Pero… ¿qué hacer en lo que se implementa efectivamente una reforma policial y se hace realidad la responsabilidad jurídica y patrimonial del Estado y sus agentes por sus desmanes contra la vida, la integridad física y los bienes de las personas? ¿Quedarán las personas a merced de la delincuencia común y organizada, policial y parapolicial? “La Constitución no es un pacto suicida”, como ha establecido la Suprema Corte de los Estados Unidos. Deben promoverse eficientes empresas de seguridad privada, sujetas a los controles y regulación por parte del Estado, y debe asegurarse un estado de cosas donde cualquier ciudadano, cumpliendo con las condiciones, posibilidades de entrenamiento, exámenes y controles legales públicos exigidos, pueda acceder al porte y tenencia de armas, para poder ejercer así la defensa de su vida y la de su familia en el “estado de cosas inconstitucional” de violencia física estructural que vivimos.

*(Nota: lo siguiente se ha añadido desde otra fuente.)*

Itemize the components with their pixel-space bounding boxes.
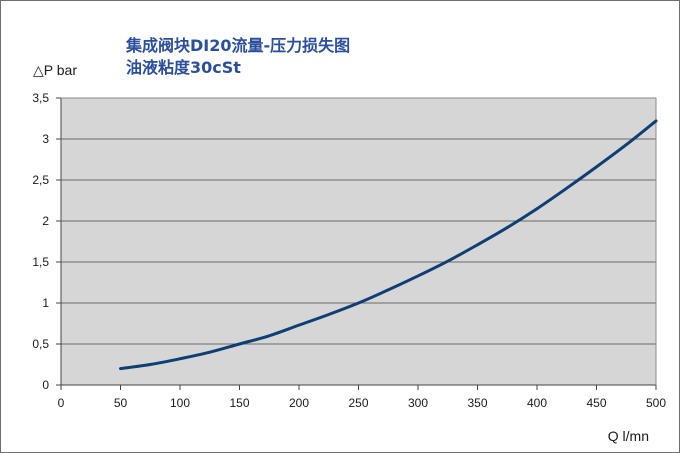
x-tick-label: 250 [348,396,368,410]
x-tick-label: 200 [289,396,309,410]
x-axis-label: Q l/mn [608,428,649,444]
x-tick-label: 50 [114,396,128,410]
y-tick-label: 1,5 [32,255,49,269]
plot-background [61,98,656,385]
x-tick-label: 350 [467,396,487,410]
y-tick-label: 1 [42,296,49,310]
y-tick-label: 2,5 [32,173,49,187]
x-tick-label: 150 [229,396,249,410]
chart-title: 集成阀块DI20流量-压力损失图 [125,36,350,55]
x-tick-label: 0 [58,396,65,410]
y-tick-label: 0,5 [32,337,49,351]
x-tick-label: 300 [408,396,428,410]
y-tick-label: 3,5 [32,91,49,105]
x-tick-label: 500 [646,396,666,410]
y-tick-label: 3 [42,132,49,146]
y-axis-label: △P bar [33,62,77,78]
y-tick-label: 2 [42,214,49,228]
series-line [119,119,658,371]
y-tick-label: 0 [42,378,49,392]
x-tick-label: 400 [527,396,547,410]
chart-subtitle: 油液粘度30cSt [126,58,241,77]
x-tick-label: 100 [170,396,190,410]
x-tick-label: 450 [586,396,606,410]
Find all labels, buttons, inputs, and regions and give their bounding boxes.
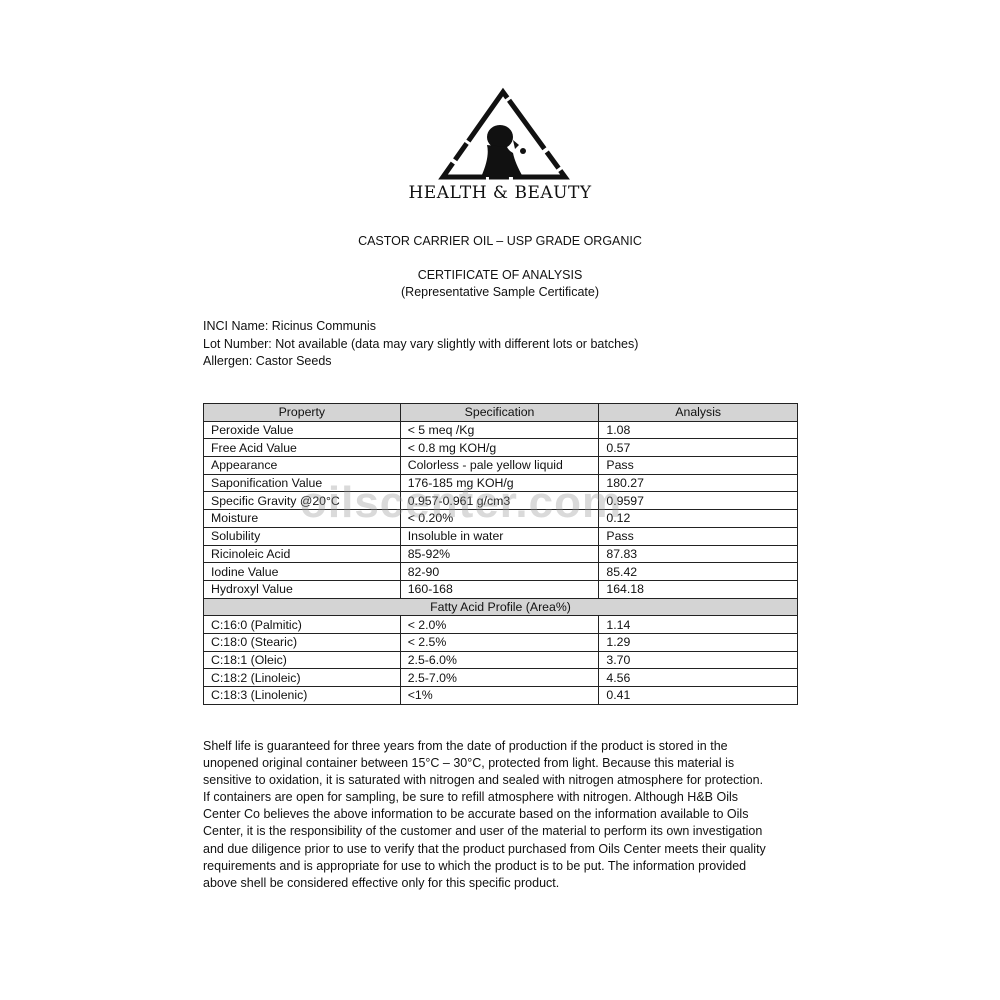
cell-property: C:16:0 (Palmitic) — [203, 615, 401, 634]
cell-specification: 160-168 — [399, 579, 600, 599]
table-row: Solubility Insoluble in water Pass — [203, 526, 798, 546]
cell-property: C:18:3 (Linolenic) — [203, 686, 401, 705]
product-info: INCI Name: Ricinus Communis Lot Number: … — [203, 318, 638, 371]
disclaimer-line: Center Co believes the above information… — [203, 807, 749, 822]
cell-specification: Insoluble in water — [399, 526, 600, 546]
disclaimer-line: unopened original container between 15°C… — [203, 756, 735, 771]
cell-property: C:18:0 (Stearic) — [203, 632, 401, 652]
cell-analysis: 3.70 — [598, 650, 798, 670]
disclaimer-line: requirements and is appropriate for use … — [203, 858, 747, 873]
cell-property: Peroxide Value — [203, 420, 401, 440]
lot-number: Lot Number: Not available (data may vary… — [203, 336, 639, 351]
cell-specification: <1% — [399, 686, 600, 705]
fatty-acid-section-row: Fatty Acid Profile (Area%) — [203, 597, 798, 617]
certificate-subtitle: (Representative Sample Certificate) — [401, 285, 599, 299]
cell-property: Moisture — [203, 509, 401, 528]
table-row: Hydroxyl Value 160-168 164.18 — [203, 579, 798, 599]
cell-property: Free Acid Value — [203, 438, 401, 458]
allergen: Allergen: Castor Seeds — [203, 354, 332, 368]
cell-specification: 2.5-7.0% — [399, 668, 600, 687]
cell-analysis: 87.83 — [598, 544, 798, 564]
table-header-row: Property Specification Analysis — [203, 403, 798, 422]
cell-specification: 0.957-0.961 g/cm3 — [399, 491, 600, 511]
cell-analysis: Pass — [598, 526, 798, 546]
product-title: CASTOR CARRIER OIL – USP GRADE ORGANIC — [358, 234, 642, 248]
table-row: Saponification Value 176-185 mg KOH/g 180.… — [203, 473, 798, 493]
table-row: C:18:3 (Linolenic) <1% 0.41 — [203, 686, 798, 705]
cell-analysis: 0.12 — [598, 509, 798, 528]
table-row: C:18:2 (Linoleic) 2.5-7.0% 4.56 — [203, 668, 798, 687]
cell-specification: 176-185 mg KOH/g — [399, 473, 600, 493]
header-specification: Specification — [399, 403, 600, 422]
cell-specification: 85-92% — [399, 544, 600, 564]
table-row: Appearance Colorless - pale yellow liquid… — [203, 456, 798, 475]
cell-specification: Colorless - pale yellow liquid — [399, 456, 600, 475]
cell-analysis: 164.18 — [598, 579, 798, 599]
fatty-acid-section-header: Fatty Acid Profile (Area%) — [203, 597, 798, 617]
cell-specification: < 2.0% — [399, 615, 600, 634]
logo-text: HEALTH & BEAUTY — [408, 183, 592, 203]
cell-specification: 2.5-6.0% — [399, 650, 600, 670]
cell-analysis: 0.41 — [598, 686, 798, 705]
certificate-title: CERTIFICATE OF ANALYSIS — [417, 268, 583, 282]
cell-property: Solubility — [203, 526, 401, 546]
cell-specification: < 5 meq /Kg — [399, 420, 600, 440]
inci-name: INCI Name: Ricinus Communis — [203, 319, 376, 333]
disclaimer-line: Shelf life is guaranteed for three years… — [203, 739, 728, 753]
cell-specification: < 2.5% — [399, 632, 600, 652]
disclaimer-line: above shell be considered effective only… — [203, 875, 560, 890]
cell-property: Iodine Value — [203, 562, 401, 581]
cell-specification: 82-90 — [399, 562, 600, 581]
cell-analysis: 0.57 — [598, 438, 798, 458]
cell-property: Saponification Value — [203, 473, 401, 493]
cell-analysis: Pass — [598, 456, 798, 475]
cell-property: Appearance — [203, 456, 401, 475]
disclaimer-line: sensitive to oxidation, it is saturated … — [203, 773, 764, 788]
table-row: Specific Gravity @20°C 0.957-0.961 g/cm3 0… — [203, 491, 798, 511]
cell-analysis: 85.42 — [598, 562, 798, 581]
header-analysis: Analysis — [598, 403, 798, 422]
woman-silhouette-triangle-logo-icon — [438, 87, 570, 180]
header-property: Property — [203, 403, 401, 422]
disclaimer-line: and due diligence prior to use to verify… — [203, 841, 766, 856]
cell-specification: < 0.20% — [399, 509, 600, 528]
cell-property: Specific Gravity @20°C — [203, 491, 401, 511]
analysis-table: Property Specification Analysis Peroxide… — [203, 403, 798, 705]
disclaimer-paragraph: Shelf life is guaranteed for three years… — [203, 738, 766, 892]
table-row: C:16:0 (Palmitic) < 2.0% 1.14 — [203, 615, 798, 634]
cell-analysis: 180.27 — [598, 473, 798, 493]
cell-property: Ricinoleic Acid — [203, 544, 401, 564]
cell-property: Hydroxyl Value — [203, 579, 401, 599]
table-row: Ricinoleic Acid 85-92% 87.83 — [203, 544, 798, 564]
cell-specification: < 0.8 mg KOH/g — [399, 438, 600, 458]
disclaimer-line: If containers are open for sampling, be … — [203, 790, 739, 805]
cell-analysis: 1.14 — [598, 615, 798, 634]
cell-analysis: 4.56 — [598, 668, 798, 687]
table-row: Iodine Value 82-90 85.42 — [203, 562, 798, 581]
table-row: C:18:0 (Stearic) < 2.5% 1.29 — [203, 632, 798, 652]
cell-property: C:18:2 (Linoleic) — [203, 668, 401, 687]
cell-analysis: 1.29 — [598, 632, 798, 652]
disclaimer-line: Center, it is the responsibility of the … — [203, 824, 763, 839]
table-row: Peroxide Value < 5 meq /Kg 1.08 — [203, 420, 798, 440]
cell-property: C:18:1 (Oleic) — [203, 650, 401, 670]
health-beauty-logo: HEALTH & BEAUTY — [395, 85, 605, 210]
table-row: Moisture < 0.20% 0.12 — [203, 509, 798, 528]
table-row: Free Acid Value < 0.8 mg KOH/g 0.57 — [203, 438, 798, 458]
table-row: C:18:1 (Oleic) 2.5-6.0% 3.70 — [203, 650, 798, 670]
cell-analysis: 0.9597 — [598, 491, 798, 511]
cell-analysis: 1.08 — [598, 420, 798, 440]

No todo el mundo tiene la suerte de andar con escoltas públicos, privados o provistos por la criminalidad organizada. La seguridad no puede ser derecho exclusivo de los más ricos. Por eso, y aquí coincido con las solitarias voces de Bonaparte Gautreaux Piñeyro y José Alfredo Guerrero, el desarme, desde Trujillo y Castro hasta Chávez y Maduro, ha sido la estrategia típica de las dictaduras y es una total locura para los ciudadanos honestos enfrentados a delincuentes públicos y privados armados hasta los dientes. A quienes hay que perseguir, detener, desarmar, juzgar y condenar, conforme las normas, es a los delincuentes.
Ernst Jünger contaba esta muy interesante anécdota: “En la antigua Islandia, por ejemplo, hubiera sido imposible un ataque a la inviolabilidad del domicilio en las formas en que ocurrió, como mera medida administrativa, en el Berlín de 1933, en medio de una población de millones de almas. Merece ser citado, como excepción honrosa, el caso de un joven socialdemócrata que en el pasillo de su apartamento abatió a tiros a medida docena de los denominados ‘policías auxiliares’. Aquel hombre continuaba siendo partícipe de la libertad sustancial, de la antigua libertad germánica que sus adversarios ensalzaban en teoría. Naturalmente, el mencionado joven no había aprendido eso en el programa de su partido […]. En el supuesto de que hubiera sido posible contar en cada una de las calles de Berlín con uno de esos casos, con uno solo, de otra manera habrían ido las cosas. Los períodos prolongados de calma favorecen ciertas ilusiones ópticas. Una de ellas es la suposición de que la inviolabilidad del domicilio se funda en la Constitución, se encuentra asegurada por ella. En realidad, la inviolabilidad del domicilio se basa en el padre de familia que aparece en la puerta de la casa, acompañado de sus hijos y empuñando un hacha en la mano”. Las libertades se conquistan. Como nos recuerda siempre el magistrado Milton Ray Guevara, citando al profesor Jean Gicquel, “el derecho constitucional huele a pólvora”.